The Price Band for the Offer has been fixed at ₹ 308 to ₹ 326 per Equity Share . Bids
can be made for a minimum of 46 Equity Shares and in multiples of 46 Equity Shares
thereafter.
The IPO consists of an offer of Equity Shares by way of an Offer for Sale of Up to
17,242,368 Equity Shares by the promoter selling shareholders. The Offer for Sale
comprises upto 6,531,200 Equity Shares by Mukesh Yadav, upto 6,531,200 Equity
Shares by Dinesh Nagpal and upto 4,179,968 Equity Shares by Liberatha Peter Kallat.
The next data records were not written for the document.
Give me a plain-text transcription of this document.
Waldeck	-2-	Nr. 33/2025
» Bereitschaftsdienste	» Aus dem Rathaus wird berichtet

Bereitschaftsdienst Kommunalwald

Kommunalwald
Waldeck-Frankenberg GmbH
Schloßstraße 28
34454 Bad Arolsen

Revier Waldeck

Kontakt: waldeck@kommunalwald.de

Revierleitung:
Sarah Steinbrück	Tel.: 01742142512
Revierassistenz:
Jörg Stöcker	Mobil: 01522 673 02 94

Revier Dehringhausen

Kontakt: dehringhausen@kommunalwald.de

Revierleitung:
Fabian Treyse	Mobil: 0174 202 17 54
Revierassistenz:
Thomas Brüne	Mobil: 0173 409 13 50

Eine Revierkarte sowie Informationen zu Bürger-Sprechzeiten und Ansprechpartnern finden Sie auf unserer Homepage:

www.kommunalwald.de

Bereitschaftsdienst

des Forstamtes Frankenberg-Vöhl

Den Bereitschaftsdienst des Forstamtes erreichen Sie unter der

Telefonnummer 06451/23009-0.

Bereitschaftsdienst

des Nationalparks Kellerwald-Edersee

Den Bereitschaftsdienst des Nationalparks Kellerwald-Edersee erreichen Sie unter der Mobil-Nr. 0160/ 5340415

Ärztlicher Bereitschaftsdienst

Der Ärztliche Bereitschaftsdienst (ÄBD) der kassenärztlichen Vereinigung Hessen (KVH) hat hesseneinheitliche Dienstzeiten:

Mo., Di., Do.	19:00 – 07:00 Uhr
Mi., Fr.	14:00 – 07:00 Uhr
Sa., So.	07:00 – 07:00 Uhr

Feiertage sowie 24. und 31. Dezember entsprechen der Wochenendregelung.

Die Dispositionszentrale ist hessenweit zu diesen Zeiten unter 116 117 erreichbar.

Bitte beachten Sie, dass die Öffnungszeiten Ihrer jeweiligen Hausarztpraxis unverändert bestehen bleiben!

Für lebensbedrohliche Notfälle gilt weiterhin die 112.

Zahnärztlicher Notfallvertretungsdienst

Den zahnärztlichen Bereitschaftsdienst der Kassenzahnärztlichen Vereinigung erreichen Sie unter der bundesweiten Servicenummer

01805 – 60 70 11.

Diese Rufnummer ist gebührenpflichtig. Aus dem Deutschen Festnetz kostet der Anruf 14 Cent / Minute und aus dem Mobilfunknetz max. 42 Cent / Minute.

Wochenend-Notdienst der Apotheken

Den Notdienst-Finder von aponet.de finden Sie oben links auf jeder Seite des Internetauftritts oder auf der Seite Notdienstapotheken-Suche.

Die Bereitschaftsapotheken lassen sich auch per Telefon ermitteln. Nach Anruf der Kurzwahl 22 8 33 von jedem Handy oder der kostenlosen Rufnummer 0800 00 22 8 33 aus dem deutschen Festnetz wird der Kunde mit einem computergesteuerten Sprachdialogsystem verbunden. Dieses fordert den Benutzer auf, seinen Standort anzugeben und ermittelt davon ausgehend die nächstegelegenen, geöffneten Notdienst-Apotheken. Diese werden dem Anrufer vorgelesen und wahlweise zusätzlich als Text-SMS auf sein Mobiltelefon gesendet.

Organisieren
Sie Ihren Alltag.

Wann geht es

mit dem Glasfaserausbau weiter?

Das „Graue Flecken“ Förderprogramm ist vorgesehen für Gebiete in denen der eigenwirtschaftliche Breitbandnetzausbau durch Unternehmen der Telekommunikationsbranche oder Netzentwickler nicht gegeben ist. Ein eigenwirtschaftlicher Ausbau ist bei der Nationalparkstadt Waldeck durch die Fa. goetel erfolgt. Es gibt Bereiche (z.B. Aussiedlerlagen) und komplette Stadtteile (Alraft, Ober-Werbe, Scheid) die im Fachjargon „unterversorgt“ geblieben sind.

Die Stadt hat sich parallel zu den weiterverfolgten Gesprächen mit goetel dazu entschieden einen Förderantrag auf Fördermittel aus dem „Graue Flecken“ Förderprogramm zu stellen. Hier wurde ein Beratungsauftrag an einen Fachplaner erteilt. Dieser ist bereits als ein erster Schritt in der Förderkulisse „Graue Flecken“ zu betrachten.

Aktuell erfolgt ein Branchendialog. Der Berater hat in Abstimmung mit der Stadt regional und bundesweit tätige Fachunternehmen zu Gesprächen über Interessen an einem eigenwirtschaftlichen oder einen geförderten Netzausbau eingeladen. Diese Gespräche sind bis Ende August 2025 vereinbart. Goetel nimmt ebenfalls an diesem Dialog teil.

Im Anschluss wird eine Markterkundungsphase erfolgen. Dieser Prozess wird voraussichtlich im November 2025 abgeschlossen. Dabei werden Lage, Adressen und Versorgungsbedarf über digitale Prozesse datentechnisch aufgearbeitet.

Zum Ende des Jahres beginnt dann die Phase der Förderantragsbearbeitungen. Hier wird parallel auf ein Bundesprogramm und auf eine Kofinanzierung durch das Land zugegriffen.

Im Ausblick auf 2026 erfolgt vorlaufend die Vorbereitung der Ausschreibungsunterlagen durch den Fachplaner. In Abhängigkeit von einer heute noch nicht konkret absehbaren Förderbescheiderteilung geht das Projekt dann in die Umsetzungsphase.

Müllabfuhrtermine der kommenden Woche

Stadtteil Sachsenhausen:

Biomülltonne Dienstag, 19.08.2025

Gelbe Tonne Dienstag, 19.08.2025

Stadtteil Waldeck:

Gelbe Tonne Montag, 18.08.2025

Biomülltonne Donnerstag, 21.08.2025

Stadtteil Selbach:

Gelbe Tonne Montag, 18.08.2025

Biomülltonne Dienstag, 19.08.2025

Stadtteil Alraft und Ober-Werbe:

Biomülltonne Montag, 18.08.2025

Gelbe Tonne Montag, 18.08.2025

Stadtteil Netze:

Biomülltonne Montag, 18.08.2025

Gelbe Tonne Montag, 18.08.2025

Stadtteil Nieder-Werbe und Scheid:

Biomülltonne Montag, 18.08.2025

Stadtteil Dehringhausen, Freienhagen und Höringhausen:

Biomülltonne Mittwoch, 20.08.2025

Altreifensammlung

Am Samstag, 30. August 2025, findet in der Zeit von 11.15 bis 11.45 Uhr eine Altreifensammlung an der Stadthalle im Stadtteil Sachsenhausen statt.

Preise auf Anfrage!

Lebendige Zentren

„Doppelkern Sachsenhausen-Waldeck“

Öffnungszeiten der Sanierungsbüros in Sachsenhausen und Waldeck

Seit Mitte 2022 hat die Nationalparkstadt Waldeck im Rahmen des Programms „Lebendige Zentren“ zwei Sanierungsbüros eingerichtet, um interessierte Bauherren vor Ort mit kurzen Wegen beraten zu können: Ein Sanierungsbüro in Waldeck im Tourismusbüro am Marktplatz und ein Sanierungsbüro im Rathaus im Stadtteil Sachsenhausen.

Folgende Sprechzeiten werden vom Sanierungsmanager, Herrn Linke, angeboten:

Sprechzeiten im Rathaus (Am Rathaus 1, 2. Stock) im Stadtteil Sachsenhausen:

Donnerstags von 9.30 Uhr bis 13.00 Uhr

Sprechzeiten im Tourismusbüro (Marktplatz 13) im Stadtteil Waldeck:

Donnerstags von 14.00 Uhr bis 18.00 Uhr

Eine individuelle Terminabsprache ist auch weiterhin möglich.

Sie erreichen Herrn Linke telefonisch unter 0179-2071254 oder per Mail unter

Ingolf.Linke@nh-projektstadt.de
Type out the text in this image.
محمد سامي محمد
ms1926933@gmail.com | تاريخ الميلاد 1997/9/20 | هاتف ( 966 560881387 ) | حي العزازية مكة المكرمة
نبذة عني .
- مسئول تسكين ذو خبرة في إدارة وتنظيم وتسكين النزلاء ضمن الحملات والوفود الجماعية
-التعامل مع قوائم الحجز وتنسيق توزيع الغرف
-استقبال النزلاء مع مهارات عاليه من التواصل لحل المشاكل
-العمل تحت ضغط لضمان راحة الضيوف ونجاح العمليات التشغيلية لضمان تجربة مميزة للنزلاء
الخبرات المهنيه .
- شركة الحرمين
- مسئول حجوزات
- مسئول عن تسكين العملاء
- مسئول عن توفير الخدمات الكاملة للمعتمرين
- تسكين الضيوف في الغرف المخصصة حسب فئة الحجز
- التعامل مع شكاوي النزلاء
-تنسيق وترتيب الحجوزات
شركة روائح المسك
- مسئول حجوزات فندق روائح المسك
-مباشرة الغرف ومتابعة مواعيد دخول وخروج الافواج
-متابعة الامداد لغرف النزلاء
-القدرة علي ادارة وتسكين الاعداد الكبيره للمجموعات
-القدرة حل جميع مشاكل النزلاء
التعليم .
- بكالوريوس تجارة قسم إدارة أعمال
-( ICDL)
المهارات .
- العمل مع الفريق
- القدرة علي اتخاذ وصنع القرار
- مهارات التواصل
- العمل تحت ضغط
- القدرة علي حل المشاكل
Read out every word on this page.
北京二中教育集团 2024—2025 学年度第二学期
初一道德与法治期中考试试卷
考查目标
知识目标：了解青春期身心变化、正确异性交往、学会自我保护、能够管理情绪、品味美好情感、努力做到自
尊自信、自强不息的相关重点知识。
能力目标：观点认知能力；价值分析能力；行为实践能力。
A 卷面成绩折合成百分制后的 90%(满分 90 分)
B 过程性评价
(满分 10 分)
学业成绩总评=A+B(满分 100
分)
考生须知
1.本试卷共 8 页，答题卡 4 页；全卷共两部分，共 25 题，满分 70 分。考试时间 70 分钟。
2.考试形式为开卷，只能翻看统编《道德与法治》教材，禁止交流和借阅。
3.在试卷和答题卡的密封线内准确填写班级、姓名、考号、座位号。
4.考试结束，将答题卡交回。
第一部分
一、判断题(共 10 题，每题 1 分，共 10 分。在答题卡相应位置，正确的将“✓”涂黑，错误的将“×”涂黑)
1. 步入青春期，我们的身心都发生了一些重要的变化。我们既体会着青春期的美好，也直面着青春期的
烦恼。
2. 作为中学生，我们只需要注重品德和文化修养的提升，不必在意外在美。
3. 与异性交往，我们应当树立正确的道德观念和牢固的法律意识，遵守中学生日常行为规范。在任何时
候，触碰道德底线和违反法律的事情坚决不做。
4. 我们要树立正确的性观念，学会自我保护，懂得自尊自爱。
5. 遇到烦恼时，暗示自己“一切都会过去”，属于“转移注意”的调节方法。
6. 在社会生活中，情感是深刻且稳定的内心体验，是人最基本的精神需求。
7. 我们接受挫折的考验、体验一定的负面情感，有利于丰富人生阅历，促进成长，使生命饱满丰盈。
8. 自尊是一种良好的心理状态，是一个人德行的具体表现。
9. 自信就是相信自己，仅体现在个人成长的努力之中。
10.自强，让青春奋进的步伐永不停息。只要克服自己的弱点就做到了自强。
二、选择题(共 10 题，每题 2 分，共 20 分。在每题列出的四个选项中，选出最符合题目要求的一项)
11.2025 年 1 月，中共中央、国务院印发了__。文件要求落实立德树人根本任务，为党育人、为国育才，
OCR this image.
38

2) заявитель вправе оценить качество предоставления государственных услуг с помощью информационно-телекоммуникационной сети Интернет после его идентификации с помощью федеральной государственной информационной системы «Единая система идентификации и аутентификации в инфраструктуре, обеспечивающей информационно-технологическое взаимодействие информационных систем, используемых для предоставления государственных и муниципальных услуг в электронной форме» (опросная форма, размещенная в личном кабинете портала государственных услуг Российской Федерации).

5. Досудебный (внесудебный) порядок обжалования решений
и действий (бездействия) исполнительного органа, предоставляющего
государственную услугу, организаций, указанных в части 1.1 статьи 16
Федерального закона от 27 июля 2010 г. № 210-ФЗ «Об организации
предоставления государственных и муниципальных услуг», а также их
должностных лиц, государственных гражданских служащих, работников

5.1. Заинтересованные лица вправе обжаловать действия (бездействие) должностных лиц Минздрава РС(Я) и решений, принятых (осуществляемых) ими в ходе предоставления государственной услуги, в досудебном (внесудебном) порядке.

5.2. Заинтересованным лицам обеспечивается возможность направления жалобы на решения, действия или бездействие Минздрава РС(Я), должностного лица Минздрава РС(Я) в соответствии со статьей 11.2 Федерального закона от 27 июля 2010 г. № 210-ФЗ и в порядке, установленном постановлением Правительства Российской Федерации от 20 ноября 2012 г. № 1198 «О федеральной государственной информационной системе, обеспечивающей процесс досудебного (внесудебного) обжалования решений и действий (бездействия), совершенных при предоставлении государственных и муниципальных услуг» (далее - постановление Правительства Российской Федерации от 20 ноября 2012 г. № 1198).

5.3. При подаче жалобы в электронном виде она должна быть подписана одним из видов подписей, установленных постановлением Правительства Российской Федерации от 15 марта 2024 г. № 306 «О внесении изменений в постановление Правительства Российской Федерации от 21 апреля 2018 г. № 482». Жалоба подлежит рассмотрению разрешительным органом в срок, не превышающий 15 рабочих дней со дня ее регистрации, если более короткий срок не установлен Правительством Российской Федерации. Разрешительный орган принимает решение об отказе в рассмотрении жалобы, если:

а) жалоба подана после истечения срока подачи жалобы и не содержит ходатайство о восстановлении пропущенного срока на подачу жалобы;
The Offer is being made through the Book Building Process, in terms of Rule 19(2)(b) of
the Securities Contracts (Regulation) Rules, 1957, as amended, read with Regulation
31 of the Securities and Exchange Board of India (Issue of Capital and Disclosure
Requirements) Regulations, 2018, as amended (“SEBI ICDR Regulations”) and in
compliance with Regulation 6(2) of the SEBI ICDR Regulations wherein not less than
75% of the Offer shall be Allotted on a proportionate basis to qualified institutional
buyers (“QIBs”) (such portion referred to as “QIB Portion”), provided that our Company
and the Selling Shareholders may, in consultation with the BRLMs, allocate up to 60%
of the QIB Portion to the Anchor Investors on a discretionary basis in accordance with
the SEBI ICDR Regulations (“Anchor Investor Portion”), of which one-third shall be
reserved for domestic Mutual Funds, subject to valid Bids being received from the
domestic Mutual Funds at or above the price at which allotment is made to the Anchor
Investors (Anchor Investor Allocation Price). In the event of under-subscription, or non-
allocation in the Anchor Investor Portion, the balance Equity Shares shall be added to
the QIB Portion.
Further, 5% of the Net QIB Portion (excluding the Anchor Investor Portion) shall be
available for allocation on a proportionate basis only to Mutual Funds (“Mutual Fund
Portion”), and the remainder of the Net QIB Portion shall be available for allocation on a
proportionate basis to all QIBs (other than Anchor Investors), including Mutual Funds,
subject to valid Bids being received at or above the Offer Price. However, if the
aggregate demand from Mutual Funds is less than 5% of the Net QIB Portion, the
balance Equity Shares available for allocation in the Mutual Fund Portion will be added
to the remaining Net QIB Portion for proportionate allocation to QIBs. Further, not more
than 15% of the Offer shall be available for allocation to Non-Institutional Bidders of
which (a) one third of such portion shall be reserved for applicants with application size
of more than ₹ 0.2 million and up to ₹ 1 million; and (b) two third of such portion shall be
reserved for applicants with application size of more than ₹ 1 million, provided that the
unsubscribed portion in either of such sub-categories may be allocated to applicants in
the other sub-category of Non-Institutional Investors, and not more than 10% of the
Offer shall be available for allocation to retail individual bidders in accordance with the
SEBI ICDR Regulations, subject to valid Bids being received from them at or above the
Offer Price. In the event at least 75% of the Offer cannot be Allotted to QIBs, the entire
application monies will be refunded. All Bidders (except Anchor Investors) are
mandatorily required to participate in the Offer through the Application Supported by
Blocked Amount (“ASBA”) process providing details of their respective bank accounts
(including UPI ID in case of UPI Bidders). Bid Amount will be blocked by the Self
Certified Syndicate Banks (“SCSBs”) to participate in the Offer or by the Sponsor Bank
using the UPI Mechanism, as applicable. Anchor Investors are not permitted to
participate in the Anchor Investor Portion through the ASBA process.
For details, see “Offer Procedure” beginning on page 289 of the Red Herring Prospectus.
The Equity Shares offered through this Red Herring Prospectus are proposed to be
listed on BSE and NSE.
Equirus Capital Private Limited and Motilal Oswal Investment Advisors Limited are the
Book Running Lead Managers (“BRLMs”) to the Offer.